Venezuela volvió a marchar: opositores y chavistas llenaron las calles

Un salario insuficiente

Suele pasar: cada vez que las protestas crecen en Venezuela por cuenta de la crisis económica y social, el gobierno de Nicolás Maduro sube el salario mínimo. En su gestión lo ha incrementado 14 veces.

El presidente Nicolás Maduro viaja hoy a El Salvador en busca de apoyo internacional en la Celac. / AFP

Cada vez que la situación se complica en Venezuela o la oposición se apunta un éxito (las masivas marchas y la presión internacional de los últimos días), el presidente les sube el sueldo a los venezolanos o les da otro tipo de beneficios.

Luego de un mes de marchas y contramarchas —que han dejado 29 muertos, a Venezuela fuera de la Organización de Estados Americanos (OEA) por decisión unilateral y una tensión creciente por cuenta de la pésima situación económica y social—, el presidente Nicolás Maduro recurrió a una estrategia que le ha funcionado bien al chavismo.

Ante otra muestra de fuerza en las calles (la oposición y gobierno convocaron marchas por el Primero de Mayo), Maduro hizo varios anuncios que impactan en el ingreso de los trabajadores: “He decidido aumentar el salario mínimo, las pensiones y las tablas laborales de todos los trabajadores de la administración pública (...) en 60 por ciento”.

Maduro también creó un bono especial de 30 por ciento más sobre la base del salario mínimo para los pensionados, que según dijo, será de 19.506 bolívares, para un total de 84.527 bolívares, unos 117 dólares.

El mandatario venezolano recalcó que en los 17 años de “revolución” se han hecho “36 incrementos salariales integrales” y que él particularmente ha hecho 14 e insistió en que cada uno de estos incrementos se hace para la “protección del pueblo y los trabajadores”.

Algo que, según analistas, es verdad pero parcialmente, pues sólo aliviará a los trabajadores unos días. ¿Por qué?
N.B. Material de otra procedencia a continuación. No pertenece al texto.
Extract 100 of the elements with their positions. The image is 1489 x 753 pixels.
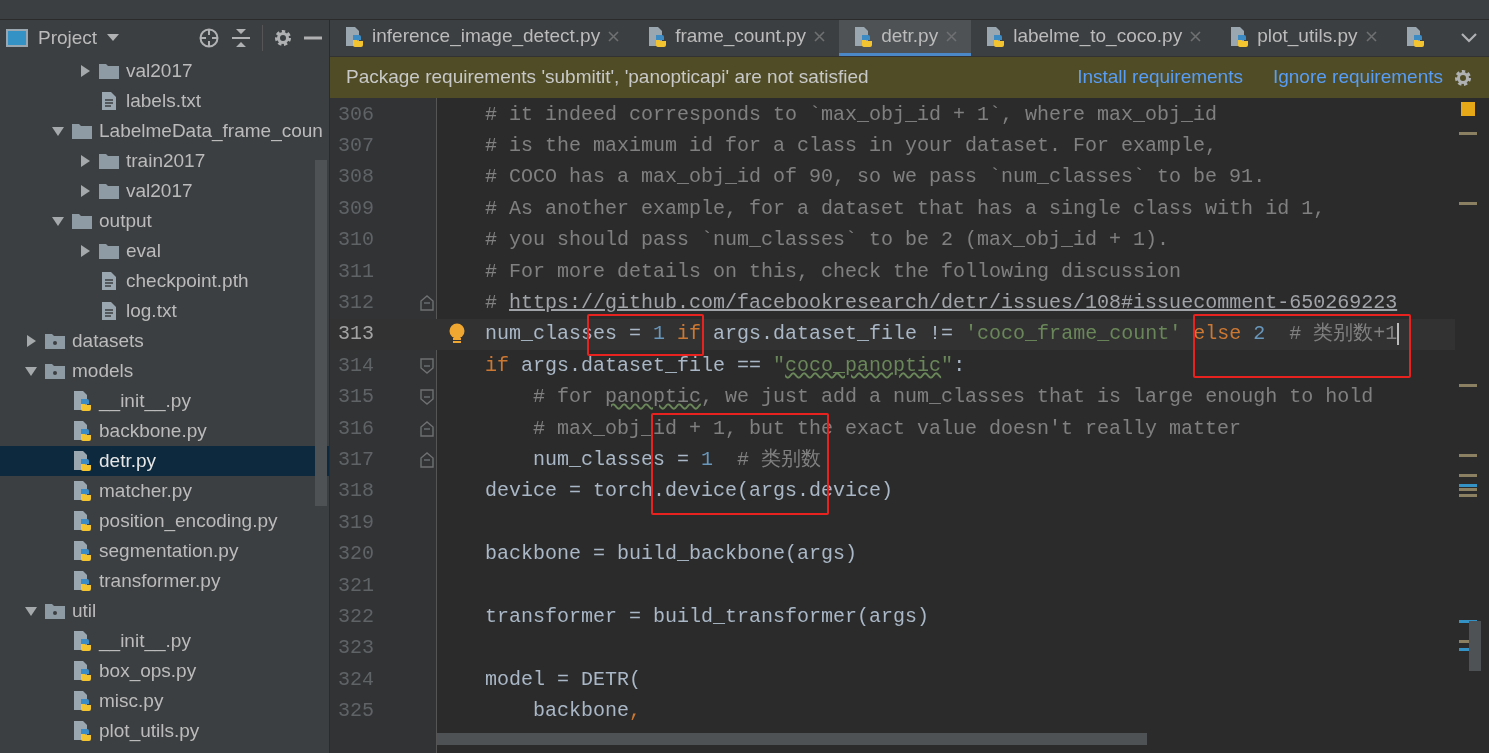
chevron-down-icon[interactable] (1461, 33, 1477, 43)
python-file-icon (72, 540, 92, 562)
project-window-icon (6, 29, 28, 47)
collapse-all-icon[interactable] (230, 27, 252, 49)
python-file-icon (853, 25, 874, 48)
code-line: # it indeed corresponds to `max_obj_id + 1`, where max_obj_id (485, 101, 1218, 128)
code-line: if args.dataset_file == "coco_panoptic": (485, 352, 966, 379)
tree-item[interactable]: misc.py (0, 686, 329, 716)
tree-item[interactable]: checkpoint.pth (0, 266, 329, 296)
collapsed-arrow-icon[interactable] (78, 244, 92, 258)
expanded-arrow-icon[interactable] (24, 364, 38, 378)
error-stripe-mark (1459, 384, 1477, 387)
tree-item[interactable]: eval (0, 236, 329, 266)
folder-icon (71, 212, 93, 230)
banner-link[interactable]: Ignore requirements (1272, 63, 1443, 92)
python-file-icon (1229, 25, 1250, 48)
code-line: backbone, (532, 698, 642, 725)
code-line: # For more details on this, check the following discussion (485, 258, 1182, 285)
code-line: backbone = build_backbone(args) (485, 541, 858, 568)
tree-item[interactable]: models (0, 356, 329, 386)
locate-icon[interactable] (198, 27, 220, 49)
editor-tab[interactable]: plot_utils.py (1215, 20, 1391, 56)
folder-icon (98, 182, 120, 200)
tree-item[interactable]: train2017 (0, 146, 329, 176)
fold-close-icon[interactable] (420, 420, 434, 437)
tree-item[interactable]: box_ops.py (0, 656, 329, 686)
python-file-icon (72, 630, 92, 652)
fold-close-icon[interactable] (420, 295, 434, 312)
error-stripe-mark (1459, 474, 1477, 477)
python-file-icon (72, 720, 92, 742)
settings-icon[interactable] (1453, 67, 1473, 88)
project-view-dropdown[interactable]: Project (38, 23, 120, 53)
error-stripe-mark (1459, 202, 1477, 205)
python-file-icon (72, 450, 92, 472)
package-folder-icon (44, 602, 66, 620)
expanded-arrow-icon[interactable] (51, 214, 65, 228)
python-file-icon (1404, 25, 1425, 48)
tree-item[interactable]: backbone.py (0, 416, 329, 446)
settings-icon[interactable] (273, 28, 293, 48)
expanded-arrow-icon[interactable] (51, 124, 65, 138)
tree-item[interactable]: position_encoding.py (0, 506, 329, 536)
warning-marker (1461, 102, 1475, 116)
code-line: # you should pass `num_classes` to be 2 (max_obj_id + 1). (485, 227, 1170, 254)
python-file-icon (72, 510, 92, 532)
error-stripe-mark (1459, 494, 1477, 497)
python-file-icon (72, 570, 92, 592)
error-stripe-mark (1459, 132, 1477, 135)
code-line: transformer = build_transformer(args) (485, 603, 930, 630)
line-number: 313 (338, 321, 374, 348)
tree-item[interactable]: plot_utils.py (0, 716, 329, 746)
editor-tab[interactable]: frame_count.py (633, 20, 840, 56)
python-file-icon (647, 25, 668, 48)
code-line: # As another example, for a dataset that has a single class with id 1, (485, 195, 1326, 222)
editor-tab[interactable]: detr.py (839, 20, 972, 56)
python-file-icon (72, 480, 92, 502)
collapsed-arrow-icon[interactable] (24, 334, 38, 348)
tree-item[interactable]: detr.py (0, 446, 329, 476)
tree-item[interactable]: LabelmeData_frame_coun (0, 116, 329, 146)
tree-item[interactable]: matcher.py (0, 476, 329, 506)
folder-icon (98, 152, 120, 170)
tree-item[interactable]: val2017 (0, 176, 329, 206)
folder-icon (98, 242, 120, 260)
expanded-arrow-icon[interactable] (24, 604, 38, 618)
collapsed-arrow-icon[interactable] (78, 184, 92, 198)
code-line: # https://github.com/facebookresearch/detr/issues/108#issuecomment-650269223 (485, 290, 1398, 317)
banner-link[interactable]: Install requirements (1077, 63, 1243, 92)
fold-open-icon[interactable] (420, 389, 434, 406)
tree-item[interactable]: __init__.py (0, 386, 329, 416)
lightbulb-icon[interactable] (448, 323, 466, 346)
tree-item[interactable]: transformer.py (0, 566, 329, 596)
fold-close-icon[interactable] (420, 452, 434, 468)
tree-item[interactable]: labels.txt (0, 86, 329, 116)
scrollbar-thumb[interactable] (315, 160, 327, 506)
editor-tab[interactable]: inference_image_detect.py (330, 20, 634, 56)
error-stripe-mark (1459, 454, 1477, 457)
tree-item[interactable]: datasets (0, 326, 329, 356)
scrollbar-thumb[interactable] (1469, 621, 1481, 671)
horizontal-scrollbar[interactable] (437, 733, 1147, 745)
tree-item[interactable]: output (0, 206, 329, 236)
folder-icon (71, 122, 93, 140)
tree-item[interactable]: log.txt (0, 296, 329, 326)
python-file-icon (72, 660, 92, 682)
fold-open-icon[interactable] (420, 357, 434, 374)
tree-item[interactable]: __init__.py (0, 626, 329, 656)
text-file-icon (101, 91, 117, 111)
text-file-icon (101, 271, 117, 291)
tree-item[interactable]: segmentation.py (0, 536, 329, 566)
caret-icon (107, 34, 120, 42)
package-folder-icon (44, 362, 66, 380)
tree-item[interactable]: val2017 (0, 56, 329, 86)
code-line: # for panoptic, we just add a num_classes that is large enough to hold (532, 384, 1374, 411)
python-file-icon (72, 690, 92, 712)
python-file-icon (985, 25, 1006, 48)
code-line: model = DETR( (485, 666, 642, 693)
python-file-icon (72, 390, 92, 412)
editor-tab[interactable]: labelme_to_coco.py (971, 20, 1216, 56)
package-folder-icon (44, 332, 66, 350)
tree-item[interactable]: util (0, 596, 329, 626)
collapsed-arrow-icon[interactable] (78, 64, 92, 78)
collapsed-arrow-icon[interactable] (78, 154, 92, 168)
Resulta que por más aumentos que haga, la inflación, el poco poder de compra, la baja productividad así como la desalarización del ingreso, hacen que el dinero no alcance.

Estimaciones de economistas y de diversas instituciones señalan que el país transita un camino altamente inflacionario, con variaciones anuales por el orden de 800 % que muestran el poco alcance de estos ajustes.

La canasta alimentaria, según las estimaciones del Centro de Documentación y Análisis para los Trabajadores (Cenda), se ubicó en marzo en 605.416 bolívares, sobrepasando ampliamente al nuevo salario integral.

El salario mínimo se elevará de 40.638 —monto vigente desde inicios de marzo— a 62.021 bolívares, lo que equivale a un alza de 60 %. Mientras que el bono de alimentación fue ajustado desde 108 mil bolívares a 135 mil bolívares. En conjunto, sumando salario y cesta ticket, el salario integral subió a 200.021 bolívares, tras un ajuste de 35 %.

El último aumento del salario mínimo fue cuestionado por la opinión pública y catalogado como una “medida populista”, pues fue anunciado en el contexto de otros anuncios importantes como el aumento de la gasolina y una devaluación de la moneda. Esta vez lo hizo previo a las marchas del Día del Trabajo y a la cumbre extraordinaria de la Comunidad de Estados Latinoamericanos y Caribeños (Celac) que hoy tendrá un encuentro en San Salvador para analizar el apoyo a un diálogo interno en Venezuela.

“Luego de la pírrica victoria en las elecciones locales de 2013, Maduro recurrió al denominado “Dakazo”, la venta de productos electrodomésticos a precios estrepitosamente bajos, como una estrategia clientelista para mantener cautivos a los sectores populares. Algunos críticos consideran que el gasto público desaforado en dichas elecciones fue el detonante de la actual crisis económica”, recuerda Ronal Rodríguez, profesor asociado al Observatorio de Venezuela, de la Universidad del Rosario.

“Eso nos ayuda a paliar esta situación que estamos viviendo por la guerra económica de la derecha. Estamos marchando en apoyo a Maduro y a la revolución”, dijo a AFP Edmundo Marcano, de 55 años, quien se vistió de rojo para la marcha.

La oposición afirma que el reajuste salarial muestra “el desastre del manejo económico” y que la crisis se resolverá cuando salga del poder Maduro, cuya gestión, que termina en enero de 2019, rechazan siete de cada diez venezolanos, según encuestas privadas.